Functional Organization of the Song Motor Control System

Song电机控制系统的功能结构

• 批准号: 7012194
• 负责人: MARC F SCHMIDT
• 金额: $ 26.53万
• 依托单位: UNIVERSITY OF PENNSYLVANIA
• 依托单位国家: 美国
• 财政年份: 2003
• 资助国家: 美国
• 起止时间: 2003-03-15 至 2008-02-29
• 项目状态: 已结题
• 来源: https://reporter.nih.gov/project-details/7012194
• 关键词: animal communication behavior; behavioral /social science research tag; brain interhemispheric activity; cell type; electronic recording system; electrostimulus; neuronal guidance; psychomotor function; sensory feedback; songbirds; stereotaxic techniques; telencephalon; vocalization

DESCRIPTION (provided by applicant): Birdsong is a hierarchically patterned learned motor behavior controlled by a nearly serially connected stream of nuclei. This pathway is bilaterally organized, with anatomically indistinguishable structures in each hemisphere. Little is known regarding the nature, or organization, of song features that are encoded by these structures. In the present proposal, we use a number of complimentary experimental techniques (single- and multi-unit recording, stimulation and lesions) to investigate the organization of song feature encoding in HVc, a key telencephalic song control nucleus. These studies will be performed in singing adult zebra finches (Taeniopygia guttata) under normal and perturbed sensory feedback conditions. In AIM 1, we exploit interhemispheric coordination of song motor activity in HVc to study the relationship between premotor activity and song output. We hypothesize that analysis of neural patterns recorded simultaneously in both hemispheres will provide insight into the hierarchical encoding of song features. We propose that patterns of coincident activity across hemispheres will specify key song timing features such as syllable, and possibly note, onset and offset. Sensory feedback perturbations cause long-term changes in song output of adult songbirds. It is not known how such perturbations affect song premotor neural patterns in HVc. AIM 2 will compare neural activity patterns in HVc before and directly after cutting the tracheosyringeal (ts) nerve, a manipulation that alters both acoustic and proprioceptive feedback. We will use multiunit recording to initially characterize the effect of such perturbations on the HVc population response. We will then use single-unit recordings to identify neuronal cell types that are affected by sensory feedback manipulation. Finally, AIM 3 will investigate how perturbations of HVc network activity, either by microlesions or stimulation, affect the normally stereotyped song output of adult zebra finches. To eliminate the possibility of compensatory activity in the intact contralateral HVc, spatially restricted manipulations will be performed in birds forced to sing with only one song system hemisphere. The proposed studies directly address the spatial and temporal organization of song feature encoding in HVc.

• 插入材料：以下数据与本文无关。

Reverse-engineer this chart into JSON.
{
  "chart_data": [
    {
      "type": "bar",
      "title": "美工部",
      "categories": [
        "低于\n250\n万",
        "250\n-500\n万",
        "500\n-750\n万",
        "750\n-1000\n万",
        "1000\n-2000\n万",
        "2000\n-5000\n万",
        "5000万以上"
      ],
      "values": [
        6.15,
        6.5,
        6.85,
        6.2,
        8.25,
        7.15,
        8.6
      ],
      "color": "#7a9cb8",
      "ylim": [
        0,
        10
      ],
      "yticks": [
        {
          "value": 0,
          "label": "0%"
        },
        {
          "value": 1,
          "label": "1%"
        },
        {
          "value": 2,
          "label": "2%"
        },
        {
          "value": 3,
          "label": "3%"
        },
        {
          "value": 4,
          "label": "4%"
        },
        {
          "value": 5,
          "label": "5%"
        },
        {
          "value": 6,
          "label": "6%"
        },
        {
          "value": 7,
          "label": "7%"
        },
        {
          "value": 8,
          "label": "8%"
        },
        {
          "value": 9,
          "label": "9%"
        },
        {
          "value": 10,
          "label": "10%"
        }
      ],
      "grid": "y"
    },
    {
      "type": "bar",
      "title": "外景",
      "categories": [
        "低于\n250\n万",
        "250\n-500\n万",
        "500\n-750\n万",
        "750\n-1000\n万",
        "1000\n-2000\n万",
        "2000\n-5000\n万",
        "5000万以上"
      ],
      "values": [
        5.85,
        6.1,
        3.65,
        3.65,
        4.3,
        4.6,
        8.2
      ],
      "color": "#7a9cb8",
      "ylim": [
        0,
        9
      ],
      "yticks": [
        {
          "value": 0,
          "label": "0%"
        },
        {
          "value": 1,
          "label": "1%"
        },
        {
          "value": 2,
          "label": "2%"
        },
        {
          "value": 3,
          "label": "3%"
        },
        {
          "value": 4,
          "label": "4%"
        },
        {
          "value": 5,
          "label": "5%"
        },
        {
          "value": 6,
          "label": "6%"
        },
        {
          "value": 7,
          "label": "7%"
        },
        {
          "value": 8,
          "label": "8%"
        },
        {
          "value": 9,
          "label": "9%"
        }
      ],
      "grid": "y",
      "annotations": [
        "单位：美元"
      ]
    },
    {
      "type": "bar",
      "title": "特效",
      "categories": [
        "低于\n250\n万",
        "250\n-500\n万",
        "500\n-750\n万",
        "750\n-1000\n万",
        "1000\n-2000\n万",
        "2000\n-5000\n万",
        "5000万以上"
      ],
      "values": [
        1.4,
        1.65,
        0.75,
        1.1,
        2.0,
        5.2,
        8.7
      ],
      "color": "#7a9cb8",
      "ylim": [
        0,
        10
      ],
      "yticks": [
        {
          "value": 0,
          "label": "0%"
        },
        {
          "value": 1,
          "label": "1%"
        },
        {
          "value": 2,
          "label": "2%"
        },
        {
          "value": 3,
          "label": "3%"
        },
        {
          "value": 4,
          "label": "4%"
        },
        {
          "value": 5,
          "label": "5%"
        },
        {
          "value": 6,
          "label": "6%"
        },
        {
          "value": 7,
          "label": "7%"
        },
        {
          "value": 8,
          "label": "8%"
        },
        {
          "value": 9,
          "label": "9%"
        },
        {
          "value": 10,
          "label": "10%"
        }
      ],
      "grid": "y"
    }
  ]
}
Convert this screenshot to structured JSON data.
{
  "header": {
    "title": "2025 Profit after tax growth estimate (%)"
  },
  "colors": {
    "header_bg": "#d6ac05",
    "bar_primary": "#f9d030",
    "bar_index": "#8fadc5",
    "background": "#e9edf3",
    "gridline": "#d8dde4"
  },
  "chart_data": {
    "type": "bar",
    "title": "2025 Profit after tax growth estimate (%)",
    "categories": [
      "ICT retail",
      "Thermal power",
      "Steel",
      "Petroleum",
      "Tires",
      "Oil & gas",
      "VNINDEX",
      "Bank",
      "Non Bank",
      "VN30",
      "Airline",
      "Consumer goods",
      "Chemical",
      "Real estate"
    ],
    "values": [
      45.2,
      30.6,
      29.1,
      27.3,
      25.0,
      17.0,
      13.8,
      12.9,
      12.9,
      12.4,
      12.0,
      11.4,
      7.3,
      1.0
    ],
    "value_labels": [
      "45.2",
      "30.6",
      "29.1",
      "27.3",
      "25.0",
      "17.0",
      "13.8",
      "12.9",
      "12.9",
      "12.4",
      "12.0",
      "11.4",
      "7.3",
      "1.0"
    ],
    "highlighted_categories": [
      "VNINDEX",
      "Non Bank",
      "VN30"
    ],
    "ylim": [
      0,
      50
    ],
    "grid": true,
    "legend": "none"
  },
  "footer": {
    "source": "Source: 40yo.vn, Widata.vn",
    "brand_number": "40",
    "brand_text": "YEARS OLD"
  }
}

描述（由申请人提供）：鸟鸣是一种分层模式的学习运动行为，由一个几乎串联连接的细胞核流控制。这条通路是双侧组织的，每个半球都有解剖学上无法区分的结构。关于这些结构编码的歌曲特征的性质或组织知之甚少。在本建议中，我们使用了一些免费的实验技术（单和多单位记录，刺激和病变），以调查组织的歌曲特征编码HVC，一个关键的端脑歌曲控制核。这些研究将在正常和扰动的感觉反馈条件下，在唱歌的成年斑胸草雀（Taeniopygia guttata）。 在AIM 1中，我们利用HVc中的歌曲运动活动的半球间协调来研究运动前活动和歌曲输出之间的关系。我们假设，同时记录在两个半球的神经模式的分析将提供深入了解的分层编码的歌曲功能。我们建议，跨半球的重合活动的模式将指定关键的歌曲定时功能，如音节，并可能注意到，开始和偏移。感觉反馈扰动导致成年鸣禽鸣唱输出的长期变化。目前尚不清楚这种扰动如何影响HVc的歌曲运动前神经模式。目的2将比较切断气管鞘（ts）神经之前和之后HVc的神经活动模式，这是一种改变听觉和本体感受反馈的操作。我们将使用多单元记录来初步表征这种扰动对HVc群体响应的影响。然后，我们将使用单单位记录来识别受感觉反馈操纵影响的神经元细胞类型。 最后，AIM 3将研究如何扰动HVc网络活动，无论是微损伤或刺激，影响正常刻板的歌曲输出的成年斑胸草雀。为了消除在完整的对侧HVc的代偿活动的可能性，空间限制的操作将在鸟类被迫唱歌只有一个歌曲系统的半球。所提出的研究直接解决了HVc中歌曲特征编码的空间和时间组织。